In the table lookup case, each entry costs 1x write and 1+8x read (one cache line = 8 Float64). In the memcopy case we need 1x write and 1x read for an expected factor of 5 I’d call that close enough.
Postscript: My system sucks. The problem is not julia’s slow copy, it is that memcopy is significantly slower that the simd-copy on my system.
julia> function memcpx(V)
res = similar(V)
ccall(:memcpy, Ptr{Void}, (Ptr{Void}, Ptr{Void},Csize_t), pointer(res), pointer(V), sizeof(V))
res
end
julia> @btime memcpx(vals);
47.814 ms (2 allocations: 76.29 MiB)
Pstscript2: Meh, I’m really bad at guessing what I’m benchmarking. Need to pre-allocate buffers. All the copying does not measure memory speed; probably how fast the kernel is at faulting in freshly zeroed memory.

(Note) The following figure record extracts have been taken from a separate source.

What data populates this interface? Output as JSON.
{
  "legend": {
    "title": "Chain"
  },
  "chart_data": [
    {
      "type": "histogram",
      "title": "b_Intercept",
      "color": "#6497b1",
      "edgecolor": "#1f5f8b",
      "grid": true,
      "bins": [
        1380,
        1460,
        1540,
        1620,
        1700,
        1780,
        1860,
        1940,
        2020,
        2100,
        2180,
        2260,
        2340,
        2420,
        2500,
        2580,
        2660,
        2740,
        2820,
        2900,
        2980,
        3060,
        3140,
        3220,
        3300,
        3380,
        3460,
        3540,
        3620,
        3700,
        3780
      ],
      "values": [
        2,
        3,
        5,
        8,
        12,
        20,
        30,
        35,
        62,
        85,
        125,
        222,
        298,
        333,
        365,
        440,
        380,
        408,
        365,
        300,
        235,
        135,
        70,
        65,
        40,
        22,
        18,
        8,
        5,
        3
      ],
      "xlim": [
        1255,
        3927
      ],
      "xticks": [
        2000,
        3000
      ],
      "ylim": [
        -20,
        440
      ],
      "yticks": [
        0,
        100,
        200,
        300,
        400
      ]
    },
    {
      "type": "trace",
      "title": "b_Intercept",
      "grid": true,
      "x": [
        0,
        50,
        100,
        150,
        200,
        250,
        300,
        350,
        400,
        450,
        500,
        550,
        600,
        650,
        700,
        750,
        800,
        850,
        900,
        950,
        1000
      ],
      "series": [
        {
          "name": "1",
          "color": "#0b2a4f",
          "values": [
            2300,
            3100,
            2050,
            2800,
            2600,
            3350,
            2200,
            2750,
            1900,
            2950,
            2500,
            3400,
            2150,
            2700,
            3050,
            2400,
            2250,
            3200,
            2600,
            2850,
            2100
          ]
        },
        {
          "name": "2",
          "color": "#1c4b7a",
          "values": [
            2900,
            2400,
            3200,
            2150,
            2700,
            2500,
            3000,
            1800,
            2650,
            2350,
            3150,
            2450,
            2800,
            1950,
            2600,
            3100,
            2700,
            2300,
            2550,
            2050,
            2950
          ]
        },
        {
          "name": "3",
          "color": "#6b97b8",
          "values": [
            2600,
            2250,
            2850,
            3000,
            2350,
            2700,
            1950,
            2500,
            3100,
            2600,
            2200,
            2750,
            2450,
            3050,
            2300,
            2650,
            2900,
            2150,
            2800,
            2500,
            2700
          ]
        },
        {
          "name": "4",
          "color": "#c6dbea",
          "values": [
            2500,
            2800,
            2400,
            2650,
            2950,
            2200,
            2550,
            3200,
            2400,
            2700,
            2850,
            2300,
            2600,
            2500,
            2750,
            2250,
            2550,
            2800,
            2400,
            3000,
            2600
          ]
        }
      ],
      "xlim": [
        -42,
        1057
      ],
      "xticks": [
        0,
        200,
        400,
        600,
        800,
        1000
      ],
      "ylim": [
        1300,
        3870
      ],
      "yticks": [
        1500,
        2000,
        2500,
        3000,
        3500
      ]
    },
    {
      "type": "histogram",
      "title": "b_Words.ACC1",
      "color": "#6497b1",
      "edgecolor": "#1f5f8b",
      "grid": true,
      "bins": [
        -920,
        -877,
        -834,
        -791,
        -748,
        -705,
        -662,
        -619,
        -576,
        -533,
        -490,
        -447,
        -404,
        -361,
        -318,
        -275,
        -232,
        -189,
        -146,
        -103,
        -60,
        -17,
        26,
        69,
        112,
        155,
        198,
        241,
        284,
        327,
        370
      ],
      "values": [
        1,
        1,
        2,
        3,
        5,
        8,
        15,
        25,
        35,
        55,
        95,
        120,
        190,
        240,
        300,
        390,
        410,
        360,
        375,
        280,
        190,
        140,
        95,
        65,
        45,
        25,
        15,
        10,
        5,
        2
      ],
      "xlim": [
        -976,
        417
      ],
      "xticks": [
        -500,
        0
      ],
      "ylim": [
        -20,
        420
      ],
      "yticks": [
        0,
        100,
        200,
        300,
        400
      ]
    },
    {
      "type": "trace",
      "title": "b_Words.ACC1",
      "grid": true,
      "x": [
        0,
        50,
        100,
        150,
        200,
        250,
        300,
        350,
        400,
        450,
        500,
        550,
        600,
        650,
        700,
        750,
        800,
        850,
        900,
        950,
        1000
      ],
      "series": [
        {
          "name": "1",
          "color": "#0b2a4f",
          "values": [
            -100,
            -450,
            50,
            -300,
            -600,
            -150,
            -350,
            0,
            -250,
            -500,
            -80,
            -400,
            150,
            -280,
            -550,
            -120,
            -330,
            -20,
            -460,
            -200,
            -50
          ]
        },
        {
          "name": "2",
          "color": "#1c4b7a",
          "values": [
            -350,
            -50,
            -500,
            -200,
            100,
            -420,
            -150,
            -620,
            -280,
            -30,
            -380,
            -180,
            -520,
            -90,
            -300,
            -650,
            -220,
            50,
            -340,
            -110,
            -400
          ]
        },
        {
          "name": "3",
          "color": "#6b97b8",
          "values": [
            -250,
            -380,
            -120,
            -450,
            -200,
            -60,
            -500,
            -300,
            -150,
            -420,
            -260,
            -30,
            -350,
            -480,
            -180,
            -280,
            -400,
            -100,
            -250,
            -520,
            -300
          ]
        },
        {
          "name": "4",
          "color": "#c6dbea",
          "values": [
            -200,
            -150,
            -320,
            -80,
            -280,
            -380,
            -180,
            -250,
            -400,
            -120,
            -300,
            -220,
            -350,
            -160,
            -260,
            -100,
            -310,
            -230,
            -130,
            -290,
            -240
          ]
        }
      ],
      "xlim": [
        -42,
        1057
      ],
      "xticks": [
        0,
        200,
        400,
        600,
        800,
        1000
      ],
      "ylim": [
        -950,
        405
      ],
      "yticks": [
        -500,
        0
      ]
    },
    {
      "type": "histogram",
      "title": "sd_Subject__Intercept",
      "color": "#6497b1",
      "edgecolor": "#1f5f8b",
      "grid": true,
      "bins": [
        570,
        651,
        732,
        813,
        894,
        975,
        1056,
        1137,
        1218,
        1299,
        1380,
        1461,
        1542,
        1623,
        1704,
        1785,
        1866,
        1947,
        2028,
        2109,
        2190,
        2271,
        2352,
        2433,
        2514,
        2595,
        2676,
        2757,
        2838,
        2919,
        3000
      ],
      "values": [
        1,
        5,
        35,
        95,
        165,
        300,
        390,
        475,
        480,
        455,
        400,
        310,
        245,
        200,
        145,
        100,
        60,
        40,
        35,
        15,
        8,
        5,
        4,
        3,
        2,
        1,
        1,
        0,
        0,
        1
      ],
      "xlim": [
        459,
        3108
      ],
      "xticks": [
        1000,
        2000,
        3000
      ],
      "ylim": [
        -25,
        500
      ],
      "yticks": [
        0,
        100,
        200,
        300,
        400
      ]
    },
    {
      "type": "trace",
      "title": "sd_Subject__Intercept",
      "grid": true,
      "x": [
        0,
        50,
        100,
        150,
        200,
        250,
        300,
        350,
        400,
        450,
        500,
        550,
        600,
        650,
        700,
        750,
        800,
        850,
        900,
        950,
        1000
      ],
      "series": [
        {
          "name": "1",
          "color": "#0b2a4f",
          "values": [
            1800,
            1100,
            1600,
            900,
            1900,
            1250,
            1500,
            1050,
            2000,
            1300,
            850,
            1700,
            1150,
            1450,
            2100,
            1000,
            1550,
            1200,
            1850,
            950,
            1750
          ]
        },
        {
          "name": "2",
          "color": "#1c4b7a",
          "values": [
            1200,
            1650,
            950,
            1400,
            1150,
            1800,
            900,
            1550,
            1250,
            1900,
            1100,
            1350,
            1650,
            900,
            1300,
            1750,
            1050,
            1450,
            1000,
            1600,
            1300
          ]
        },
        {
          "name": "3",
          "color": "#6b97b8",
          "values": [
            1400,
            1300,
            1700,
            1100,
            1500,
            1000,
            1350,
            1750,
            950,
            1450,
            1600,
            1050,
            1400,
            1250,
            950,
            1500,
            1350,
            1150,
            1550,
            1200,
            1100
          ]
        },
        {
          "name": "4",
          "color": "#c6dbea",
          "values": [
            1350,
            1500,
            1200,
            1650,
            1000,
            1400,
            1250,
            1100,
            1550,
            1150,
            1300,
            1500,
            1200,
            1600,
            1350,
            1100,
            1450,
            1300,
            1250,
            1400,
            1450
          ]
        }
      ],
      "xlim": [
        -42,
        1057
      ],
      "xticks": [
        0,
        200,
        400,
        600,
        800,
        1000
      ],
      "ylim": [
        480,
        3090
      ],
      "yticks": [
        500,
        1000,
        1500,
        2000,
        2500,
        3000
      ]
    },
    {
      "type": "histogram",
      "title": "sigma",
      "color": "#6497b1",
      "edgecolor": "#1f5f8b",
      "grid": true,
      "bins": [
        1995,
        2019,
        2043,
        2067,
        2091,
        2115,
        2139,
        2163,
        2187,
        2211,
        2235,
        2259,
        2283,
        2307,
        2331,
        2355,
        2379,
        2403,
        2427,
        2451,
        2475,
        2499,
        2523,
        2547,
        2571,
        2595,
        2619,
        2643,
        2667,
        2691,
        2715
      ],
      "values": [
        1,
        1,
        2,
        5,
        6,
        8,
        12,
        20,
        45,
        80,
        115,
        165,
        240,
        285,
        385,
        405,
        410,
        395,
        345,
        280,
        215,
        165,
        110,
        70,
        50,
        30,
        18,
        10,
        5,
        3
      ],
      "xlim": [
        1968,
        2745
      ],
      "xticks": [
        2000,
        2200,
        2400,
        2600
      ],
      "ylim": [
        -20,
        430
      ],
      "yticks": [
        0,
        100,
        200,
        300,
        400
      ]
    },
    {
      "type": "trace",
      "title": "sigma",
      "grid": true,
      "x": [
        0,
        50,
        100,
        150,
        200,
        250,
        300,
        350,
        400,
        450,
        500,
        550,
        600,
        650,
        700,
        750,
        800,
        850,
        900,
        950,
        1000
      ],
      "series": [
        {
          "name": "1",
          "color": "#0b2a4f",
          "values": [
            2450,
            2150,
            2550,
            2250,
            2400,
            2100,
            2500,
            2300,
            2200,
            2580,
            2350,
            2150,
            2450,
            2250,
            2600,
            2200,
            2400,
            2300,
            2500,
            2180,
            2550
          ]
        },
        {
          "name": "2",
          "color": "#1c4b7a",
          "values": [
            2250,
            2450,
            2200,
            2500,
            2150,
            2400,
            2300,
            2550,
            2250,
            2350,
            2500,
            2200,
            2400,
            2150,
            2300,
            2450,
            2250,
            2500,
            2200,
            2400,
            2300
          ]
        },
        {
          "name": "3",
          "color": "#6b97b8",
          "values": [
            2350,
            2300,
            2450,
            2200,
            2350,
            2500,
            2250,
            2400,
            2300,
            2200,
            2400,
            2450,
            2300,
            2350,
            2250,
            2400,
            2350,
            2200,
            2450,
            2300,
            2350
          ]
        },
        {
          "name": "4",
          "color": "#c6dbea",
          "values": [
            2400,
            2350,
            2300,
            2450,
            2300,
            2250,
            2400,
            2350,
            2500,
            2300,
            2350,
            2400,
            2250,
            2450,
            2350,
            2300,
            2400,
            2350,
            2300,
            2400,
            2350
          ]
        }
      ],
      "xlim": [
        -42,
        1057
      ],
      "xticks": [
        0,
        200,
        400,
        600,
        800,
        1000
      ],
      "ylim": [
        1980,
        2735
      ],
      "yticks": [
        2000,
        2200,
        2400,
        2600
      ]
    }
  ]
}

julia> memcpy(dst,src)=ccall(:memcpy, Ptr{Void}, (Ptr{Void}, Ptr{Void},Csize_t), pointer(dst), pointer(src), sizeof(src));
julia> src=zeros(10_000_000); dst=similar(src);
julia> @btime memcpy(dst,src)
8.518 ms (7 allocations: 112 bytes)
julia> @btime zeros(10_000_000);
36.124 ms (2 allocations: 76.29 MiB)